D’énormes défis socio-économiques et politiques se posent au Maroc pour la période de l’après-verrouillage du pays. Indépendamment des signes prometteurs d’une dynamique à court terme dans l’unité et la confiance institutionnelle, les faiblesses des politiques publiques et du système de santé restent criardes. Il y a surtout des questions qui reviennent sans cesse, qui sont pour le moins aussi sérieuses et plus délicates encore que les questions financières, ce sont celles qui intéressent la reconstitution des aspects de la vie sociale et économique du Maroc. Les entreprises, les travailleurs, redoutent d’attendre une épaulette incertaine ou lente à venir des autorités, et le manque d’intérêt qu’El Otmani porte à ces sujets.
La crise sanitaire est dans la vie intérieure nationamle, où le pouvoir exécutif se déconsidère par l’incohérence et le silence, où le sens des règles les plus simples de la gestion publique semble de plus en plus s’émousser. Elle est dans les affaires partisanes, où rognent des passions de secte qui mettent le trouble dans les opinions, où se déploient de pernicieux systèmes qui conduisent par la nivellement à l’abaissement de tout idéal.
El Otmani parle sans cesse de raffermir les institutions sauf que ses démarches ne servirait qu’à les fausser encore plus. Pour remettre l’ordre dans les esprits après la crise sanitaire, il n’a trouvé rien de mieux que des annonces déclamées à la dernière minute. Le silence est son unique arme pour éviter « les questions qui irritent». En attendant la réalisation des plans de relance que ses équipes avaient promis, Le chef du PJD n’offre que des expédients, des confusions, des obstinations et des errements de parti qui se dirigent vers des médias étrangers pour détailler les questions nationales, qui concernent la population marocaine.

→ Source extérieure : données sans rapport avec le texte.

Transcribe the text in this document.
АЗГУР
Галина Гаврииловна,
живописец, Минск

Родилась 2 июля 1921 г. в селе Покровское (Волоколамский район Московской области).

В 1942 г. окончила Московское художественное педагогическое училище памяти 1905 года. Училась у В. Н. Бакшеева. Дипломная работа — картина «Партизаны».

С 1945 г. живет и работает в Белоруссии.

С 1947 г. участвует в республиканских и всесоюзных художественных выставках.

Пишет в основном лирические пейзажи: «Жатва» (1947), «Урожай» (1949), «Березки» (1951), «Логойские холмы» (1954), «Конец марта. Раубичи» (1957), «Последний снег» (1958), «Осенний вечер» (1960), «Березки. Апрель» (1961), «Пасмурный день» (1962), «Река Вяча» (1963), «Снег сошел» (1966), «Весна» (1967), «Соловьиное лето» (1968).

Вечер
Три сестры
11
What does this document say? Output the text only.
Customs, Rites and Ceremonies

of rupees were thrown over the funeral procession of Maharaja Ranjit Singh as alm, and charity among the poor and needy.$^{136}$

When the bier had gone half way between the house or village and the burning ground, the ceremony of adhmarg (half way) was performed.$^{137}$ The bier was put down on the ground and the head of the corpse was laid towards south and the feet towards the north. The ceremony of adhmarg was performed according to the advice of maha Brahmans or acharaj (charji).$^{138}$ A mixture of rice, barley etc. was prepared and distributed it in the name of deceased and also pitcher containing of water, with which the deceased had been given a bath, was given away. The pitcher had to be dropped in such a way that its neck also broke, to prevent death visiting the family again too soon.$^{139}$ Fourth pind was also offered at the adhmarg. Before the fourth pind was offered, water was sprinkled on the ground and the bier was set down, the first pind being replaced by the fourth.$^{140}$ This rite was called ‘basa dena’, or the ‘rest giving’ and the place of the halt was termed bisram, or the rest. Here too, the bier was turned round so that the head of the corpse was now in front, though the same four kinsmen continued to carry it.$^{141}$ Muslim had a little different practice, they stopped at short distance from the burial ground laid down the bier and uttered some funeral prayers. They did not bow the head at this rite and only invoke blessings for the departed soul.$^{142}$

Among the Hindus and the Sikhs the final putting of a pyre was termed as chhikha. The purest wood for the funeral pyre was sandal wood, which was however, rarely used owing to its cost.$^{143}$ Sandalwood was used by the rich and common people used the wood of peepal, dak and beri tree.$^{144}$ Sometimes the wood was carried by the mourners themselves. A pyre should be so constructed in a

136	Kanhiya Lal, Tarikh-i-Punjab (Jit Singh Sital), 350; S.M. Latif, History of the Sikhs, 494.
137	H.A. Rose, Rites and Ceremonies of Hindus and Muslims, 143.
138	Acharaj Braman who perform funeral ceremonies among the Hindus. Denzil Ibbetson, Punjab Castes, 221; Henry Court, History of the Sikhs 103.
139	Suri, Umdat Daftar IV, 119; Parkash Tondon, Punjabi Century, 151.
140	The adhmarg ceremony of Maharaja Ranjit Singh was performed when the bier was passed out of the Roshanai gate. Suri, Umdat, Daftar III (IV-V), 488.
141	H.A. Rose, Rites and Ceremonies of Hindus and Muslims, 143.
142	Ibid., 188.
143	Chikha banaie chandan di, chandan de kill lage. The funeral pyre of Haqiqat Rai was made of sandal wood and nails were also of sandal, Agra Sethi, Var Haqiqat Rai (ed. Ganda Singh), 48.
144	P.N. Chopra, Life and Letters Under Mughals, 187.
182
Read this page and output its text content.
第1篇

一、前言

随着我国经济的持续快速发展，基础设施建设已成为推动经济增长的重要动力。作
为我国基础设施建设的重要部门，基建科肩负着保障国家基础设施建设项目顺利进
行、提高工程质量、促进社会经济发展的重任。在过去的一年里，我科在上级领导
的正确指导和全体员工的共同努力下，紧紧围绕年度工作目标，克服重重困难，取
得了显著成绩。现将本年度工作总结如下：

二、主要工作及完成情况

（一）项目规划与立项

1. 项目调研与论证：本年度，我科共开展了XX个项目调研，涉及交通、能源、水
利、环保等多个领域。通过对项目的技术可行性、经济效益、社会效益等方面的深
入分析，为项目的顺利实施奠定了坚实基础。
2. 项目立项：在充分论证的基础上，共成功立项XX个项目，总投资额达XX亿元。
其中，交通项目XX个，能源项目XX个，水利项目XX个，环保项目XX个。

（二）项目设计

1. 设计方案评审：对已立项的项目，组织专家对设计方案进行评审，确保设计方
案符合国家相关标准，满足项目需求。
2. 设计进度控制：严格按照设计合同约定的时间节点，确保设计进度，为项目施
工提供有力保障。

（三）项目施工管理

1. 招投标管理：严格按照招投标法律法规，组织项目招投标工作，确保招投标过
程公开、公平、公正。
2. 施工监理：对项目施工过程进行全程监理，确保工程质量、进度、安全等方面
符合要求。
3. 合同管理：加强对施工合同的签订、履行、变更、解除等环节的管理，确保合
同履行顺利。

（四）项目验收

La situation semble sans fixité. El Otmani est le premier à laisser éclater leurs impertinences. Il est impossible de se contenir, et, comme s’il n’y avait pas assez de problèmes sérieux faits pour intéresser le pays, finances, privatisations, réformes de l’enseignement, crise sociale, on se plaît à susciter des attentes factices, à engager des sorties de fantaisie, à réveiller toute sorte de questions irritantes eu inutiles.
La question du déconfinement a tout éclipsé, elle a été la première des questions évoquées. El Otmani est redevenu un personnage du moment, livré au feu de toutes les polémiques, sauf qu’il ne parlait pas. Il agit avec une prudente résolution et, au lieu d’associer l’opinion publique à des décisions trop attendues ; il a préféré se confier à un média étranger sur une question centrale, se moquant effrontément de lui-même et de ses compatriotes, jouant une perpétuelle comédie au profit de sombres raisonnements.
Les Marocains découvrent un personnage qui n’est grand ni par le cœur, ni par l’inspiration morale, ni par la détermination, ni par le caractère, et voilà pourquoi c’est l’homme le moins fait pour être un objet d’apothéose publique, pour devenir une référence, comme l’ancien chef du gouvernement socialiste, Abderrahman Youssoufi, mort le 28 mai.